Tempi passati. Le aziende calzaturiere, da almeno 20 anni sono entrate in un cono d’ombra denuncia Silvagni. Il gruppo Silver 1 ha registrato un fatturato di 32 milioni di euro nel 2023, un valore sceso a 30 milioni nel 2024. «La crisi innescata dagli annunci dei dazi all’importazione negli Usa richiede una risposta. Faccio una proposta: introdurre una tassazione al 20% sui prodotti Usa che vengono realizzati in Paesi terzi, spesso asiatici, dove prevalgono condizioni di lavoro e salari che sarebbero inaccettabili qui in Europa, con incentivi alle esportazioni e altre pratiche di vera e propria concorrenza sleale che danneggiano le aziende europee». Detto in altri termini l’idea è quella di applicare un dazio aggiuntivo, ad esempio del 20%, a tutte le merci che le aziende americane, o riconducibili a una casa madre americana, fanno arrivare in Europa.

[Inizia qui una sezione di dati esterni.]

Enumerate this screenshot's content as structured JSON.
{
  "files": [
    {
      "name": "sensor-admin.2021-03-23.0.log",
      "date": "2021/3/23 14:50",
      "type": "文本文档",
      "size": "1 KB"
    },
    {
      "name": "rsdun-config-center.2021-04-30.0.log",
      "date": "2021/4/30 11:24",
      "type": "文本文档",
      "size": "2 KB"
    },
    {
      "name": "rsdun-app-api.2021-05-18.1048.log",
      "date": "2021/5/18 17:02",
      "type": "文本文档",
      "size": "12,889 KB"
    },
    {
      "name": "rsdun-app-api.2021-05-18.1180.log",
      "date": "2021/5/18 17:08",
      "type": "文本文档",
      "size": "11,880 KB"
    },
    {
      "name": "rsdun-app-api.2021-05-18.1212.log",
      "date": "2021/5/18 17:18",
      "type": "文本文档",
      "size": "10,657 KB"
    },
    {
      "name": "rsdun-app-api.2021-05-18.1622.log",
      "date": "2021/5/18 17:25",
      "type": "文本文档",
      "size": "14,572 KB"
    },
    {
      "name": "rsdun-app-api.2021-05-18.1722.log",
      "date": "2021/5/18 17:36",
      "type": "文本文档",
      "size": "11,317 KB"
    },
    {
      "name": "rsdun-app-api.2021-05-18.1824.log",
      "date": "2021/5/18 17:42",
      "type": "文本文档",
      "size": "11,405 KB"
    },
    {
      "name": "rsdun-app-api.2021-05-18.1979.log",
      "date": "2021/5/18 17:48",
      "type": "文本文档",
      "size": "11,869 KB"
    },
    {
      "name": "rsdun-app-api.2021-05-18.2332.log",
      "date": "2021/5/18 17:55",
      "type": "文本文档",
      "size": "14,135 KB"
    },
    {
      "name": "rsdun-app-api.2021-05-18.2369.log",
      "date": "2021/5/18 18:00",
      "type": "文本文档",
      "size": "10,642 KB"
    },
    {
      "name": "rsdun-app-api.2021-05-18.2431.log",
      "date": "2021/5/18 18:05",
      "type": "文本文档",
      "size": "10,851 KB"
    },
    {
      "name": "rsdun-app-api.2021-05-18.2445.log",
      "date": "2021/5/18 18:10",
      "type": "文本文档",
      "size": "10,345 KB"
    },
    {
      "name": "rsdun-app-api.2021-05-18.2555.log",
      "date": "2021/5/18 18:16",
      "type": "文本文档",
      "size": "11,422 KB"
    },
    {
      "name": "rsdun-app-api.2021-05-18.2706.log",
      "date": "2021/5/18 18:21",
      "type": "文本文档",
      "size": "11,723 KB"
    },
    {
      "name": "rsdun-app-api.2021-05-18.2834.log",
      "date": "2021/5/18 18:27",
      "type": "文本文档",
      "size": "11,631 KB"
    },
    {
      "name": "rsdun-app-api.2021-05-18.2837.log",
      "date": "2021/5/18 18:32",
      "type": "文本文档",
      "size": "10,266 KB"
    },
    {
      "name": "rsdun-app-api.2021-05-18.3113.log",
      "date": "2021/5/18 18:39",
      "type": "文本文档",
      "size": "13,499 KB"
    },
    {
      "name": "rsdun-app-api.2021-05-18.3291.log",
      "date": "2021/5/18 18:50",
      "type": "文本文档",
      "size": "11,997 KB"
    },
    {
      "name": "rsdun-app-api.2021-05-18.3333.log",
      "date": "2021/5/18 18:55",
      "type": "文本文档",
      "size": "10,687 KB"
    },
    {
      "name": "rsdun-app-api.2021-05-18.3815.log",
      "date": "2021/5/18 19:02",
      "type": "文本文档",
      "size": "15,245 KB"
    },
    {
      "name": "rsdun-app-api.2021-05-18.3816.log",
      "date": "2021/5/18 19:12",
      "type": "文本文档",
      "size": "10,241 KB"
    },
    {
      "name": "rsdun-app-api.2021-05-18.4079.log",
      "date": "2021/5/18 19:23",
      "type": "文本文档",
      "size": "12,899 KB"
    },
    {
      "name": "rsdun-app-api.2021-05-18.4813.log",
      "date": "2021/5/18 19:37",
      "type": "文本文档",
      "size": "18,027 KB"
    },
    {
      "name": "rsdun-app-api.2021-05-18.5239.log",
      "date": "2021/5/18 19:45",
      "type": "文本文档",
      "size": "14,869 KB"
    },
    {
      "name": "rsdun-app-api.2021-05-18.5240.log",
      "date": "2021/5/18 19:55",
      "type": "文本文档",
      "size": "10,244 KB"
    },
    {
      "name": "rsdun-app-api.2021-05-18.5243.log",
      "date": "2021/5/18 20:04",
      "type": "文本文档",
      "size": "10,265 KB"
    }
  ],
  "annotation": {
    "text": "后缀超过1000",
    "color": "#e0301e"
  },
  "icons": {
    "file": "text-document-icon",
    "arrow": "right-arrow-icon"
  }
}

Un dazio che viene interamente annullato se l’azienda americana produce effettivamente negli Stati Uniti. «Se un noto marchio americano di calzature sportive continua a farci arrivare le calzature da paesi come il Vietnam, il Bangladesh o l’Indonesia, produttori a basso costo, scatta un sovradazio del 20%. Se i prodotti arrivano e sono fabbricati negli Stati Uniti nulla, e così via».
L’idea di Silvagni è dunque quella di raccogliere il guanto di sfida che proviene dall’introduzione dei dazi Usa, ma guarda in realtà a dinamiche competitive che hanno a che fare con la deindustrializzazione e il declino di interi settori originati dalla globalizzazione. La minaccia principale nel settore calzaturiero proviene dal Far East. «Le scarpe prodotte in Cina sono sottoposte a un dazio del 17% se sono in materiali sintetici e del 4% se in pelle. Anche le calzature prodotte in India pagano un 4% all’importazione. Ma adesso la Cina sta dislocando le produzioni verso le economie emergenti a dazio zero. Non è più accettabile», conclude l’imprenditore. Tanto più che al problema del basso costo delle produzioni asiatiche si aggiunge la debolezza del dollaro (e di converso il rafforzamento dell’euro) che in questi mesi ha fatto aumentare di circa il 10% il prezzo dei prodotti europei sui mercati terzi. «Noi e i nostri fornitori stiamo attraversando difficoltà crescenti e occorre spezzare questa spirale».